Asking all those questions is part of Dr. Lecter's game with you. No one can answer them. No one can answer them on a GOOD day for a NORMAL (non-grieving) person.

NONE of us were married to saints.
NONE of us were perfect wives.
MANY of us had SERIOUS issues in our marriages.
But he gets sainted when he dies, and you get to deal with all the doody.
Or, he gets blamed for dying, but who cares, he's not here to take it. Maybe he WOULD apologize. But he's not here.
YOU ARE. And YOU matter to many people.

I HAVE been there, and I can guarantee you it WILL get better. But I can't say if the things that worked for me will work for you.

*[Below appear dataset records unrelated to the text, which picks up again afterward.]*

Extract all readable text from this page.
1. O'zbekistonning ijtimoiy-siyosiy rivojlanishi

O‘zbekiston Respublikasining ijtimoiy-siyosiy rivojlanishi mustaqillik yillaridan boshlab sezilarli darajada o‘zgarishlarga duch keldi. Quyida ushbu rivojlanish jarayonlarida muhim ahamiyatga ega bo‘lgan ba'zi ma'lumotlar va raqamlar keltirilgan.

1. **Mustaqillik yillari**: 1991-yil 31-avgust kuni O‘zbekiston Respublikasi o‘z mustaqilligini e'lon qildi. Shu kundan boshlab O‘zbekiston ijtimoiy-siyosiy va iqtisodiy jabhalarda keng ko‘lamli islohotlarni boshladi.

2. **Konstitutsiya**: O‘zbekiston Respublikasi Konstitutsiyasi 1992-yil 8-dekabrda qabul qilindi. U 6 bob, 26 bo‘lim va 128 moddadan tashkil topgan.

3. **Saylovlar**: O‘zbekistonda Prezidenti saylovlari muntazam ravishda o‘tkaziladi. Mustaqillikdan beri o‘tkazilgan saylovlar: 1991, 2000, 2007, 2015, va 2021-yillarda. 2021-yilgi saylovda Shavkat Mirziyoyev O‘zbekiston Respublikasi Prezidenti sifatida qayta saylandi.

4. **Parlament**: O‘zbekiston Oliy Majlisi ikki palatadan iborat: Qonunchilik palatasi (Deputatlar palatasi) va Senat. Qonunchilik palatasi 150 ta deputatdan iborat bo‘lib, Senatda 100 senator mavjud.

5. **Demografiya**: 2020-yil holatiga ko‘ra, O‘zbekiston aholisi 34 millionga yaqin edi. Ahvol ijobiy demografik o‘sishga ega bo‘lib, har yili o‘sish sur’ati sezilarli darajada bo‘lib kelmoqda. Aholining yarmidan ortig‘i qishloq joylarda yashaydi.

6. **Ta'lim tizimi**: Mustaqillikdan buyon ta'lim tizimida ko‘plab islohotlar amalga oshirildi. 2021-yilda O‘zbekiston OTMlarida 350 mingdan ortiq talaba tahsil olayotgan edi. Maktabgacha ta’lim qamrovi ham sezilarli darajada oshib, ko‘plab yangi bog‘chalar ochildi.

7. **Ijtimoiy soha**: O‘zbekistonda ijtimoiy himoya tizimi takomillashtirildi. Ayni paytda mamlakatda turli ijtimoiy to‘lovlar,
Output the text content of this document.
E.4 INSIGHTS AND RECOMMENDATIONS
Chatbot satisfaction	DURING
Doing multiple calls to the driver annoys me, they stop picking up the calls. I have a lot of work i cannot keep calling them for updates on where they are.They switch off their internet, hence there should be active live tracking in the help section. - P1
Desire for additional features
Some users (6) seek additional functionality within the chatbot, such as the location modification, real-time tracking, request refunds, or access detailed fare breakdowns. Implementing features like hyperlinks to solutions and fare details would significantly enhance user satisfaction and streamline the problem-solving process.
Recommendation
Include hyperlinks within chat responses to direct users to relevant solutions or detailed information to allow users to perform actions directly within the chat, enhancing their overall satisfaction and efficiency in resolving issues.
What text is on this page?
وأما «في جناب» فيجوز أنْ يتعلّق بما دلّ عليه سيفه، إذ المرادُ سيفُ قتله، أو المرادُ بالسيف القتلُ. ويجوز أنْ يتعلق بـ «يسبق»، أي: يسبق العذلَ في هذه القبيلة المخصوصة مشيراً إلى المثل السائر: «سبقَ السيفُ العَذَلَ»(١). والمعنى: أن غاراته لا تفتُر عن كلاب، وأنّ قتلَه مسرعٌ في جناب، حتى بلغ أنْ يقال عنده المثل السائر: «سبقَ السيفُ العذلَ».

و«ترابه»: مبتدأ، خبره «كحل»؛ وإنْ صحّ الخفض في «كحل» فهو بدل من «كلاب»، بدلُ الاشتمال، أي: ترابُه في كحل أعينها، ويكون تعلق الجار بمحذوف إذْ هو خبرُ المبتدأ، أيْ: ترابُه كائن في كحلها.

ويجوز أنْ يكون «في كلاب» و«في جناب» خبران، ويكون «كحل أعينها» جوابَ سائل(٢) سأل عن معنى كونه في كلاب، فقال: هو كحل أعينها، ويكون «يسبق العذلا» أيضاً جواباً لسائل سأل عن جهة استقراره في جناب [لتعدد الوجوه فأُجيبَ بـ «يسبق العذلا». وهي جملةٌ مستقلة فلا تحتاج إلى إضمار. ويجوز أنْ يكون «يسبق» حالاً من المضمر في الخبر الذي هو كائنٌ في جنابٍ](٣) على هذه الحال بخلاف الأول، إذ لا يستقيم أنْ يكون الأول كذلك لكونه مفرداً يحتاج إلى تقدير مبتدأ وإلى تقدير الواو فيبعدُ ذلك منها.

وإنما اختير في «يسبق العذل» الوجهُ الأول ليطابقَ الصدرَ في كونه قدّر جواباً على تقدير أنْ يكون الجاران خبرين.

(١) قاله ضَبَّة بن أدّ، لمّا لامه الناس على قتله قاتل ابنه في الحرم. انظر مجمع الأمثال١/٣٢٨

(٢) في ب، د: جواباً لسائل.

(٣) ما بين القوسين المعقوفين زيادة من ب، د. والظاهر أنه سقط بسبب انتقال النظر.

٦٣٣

Some things that always work:
Taking care of your body.
Getting professional help.
Being with people who love you.
Being alone sometimes but NOT too often.
Going for a walk.

But it sucks, and it ain't easy. It will get easier but... THE ONLY WAY OUT IS THROUGH.

The fact that you are writing shows that you have one tool that works to give momentary peace (or something). So find some more. Take care. And write/tweet if you ever need someone new.

You're beautiful and you WILL survive.

X

Supa

Big Pissy said...

Kim,

I don't know what to say other than I am SO sorry you're going through this unbearable pain.

hard hugs,
Pissy

Coal Miner's Granddaughter said...

Hon, I don't have the answers for you. I've wondered every day for the last 11 years why I took my father's extreme personality changes and sudden, severe headaches as "his aging" when it was actually a brain tumor. A tumor that bled when he was placed on blood thinners. A tumor that killed him.

I don't have the answers to those questions, either. But, I can tell you, definitively, that your river will straighten, and calm, and the rough patches will only show up a couple of times a year. And it will get better.

And don't you dare feel guilty. Don't you dare.

Sending you much love.

TexasRaceLady said...

Kimmers, I've asked those questions for the last 20yrs about my mom.

You are NOT any different from anyone else who has suffered a loss. The fact that you are thinking these thoughts, proves that you working your way through this. Believe me, it won't happen overnight, or next month, or even next year.

It WILL get easier to live with. You WILL be less likely to dissolve into a meltdown.

You have a lot of company in your personal hell. Every human being on Earth is there --- at one time or another. You WILL climb out -- you are tougher than you think you are.

We are all Great Pretenders.

pipper said...

I wish I could just stop and give you a million hugs right now.

sybil law said...

xoxoxoxoxox!

Jon said...

That's a rough post. That juxtaposition of his picture and his stone is very powerful. I'm sorry that you're going through this. What a crazy long list of effed up questions to have to grapple with.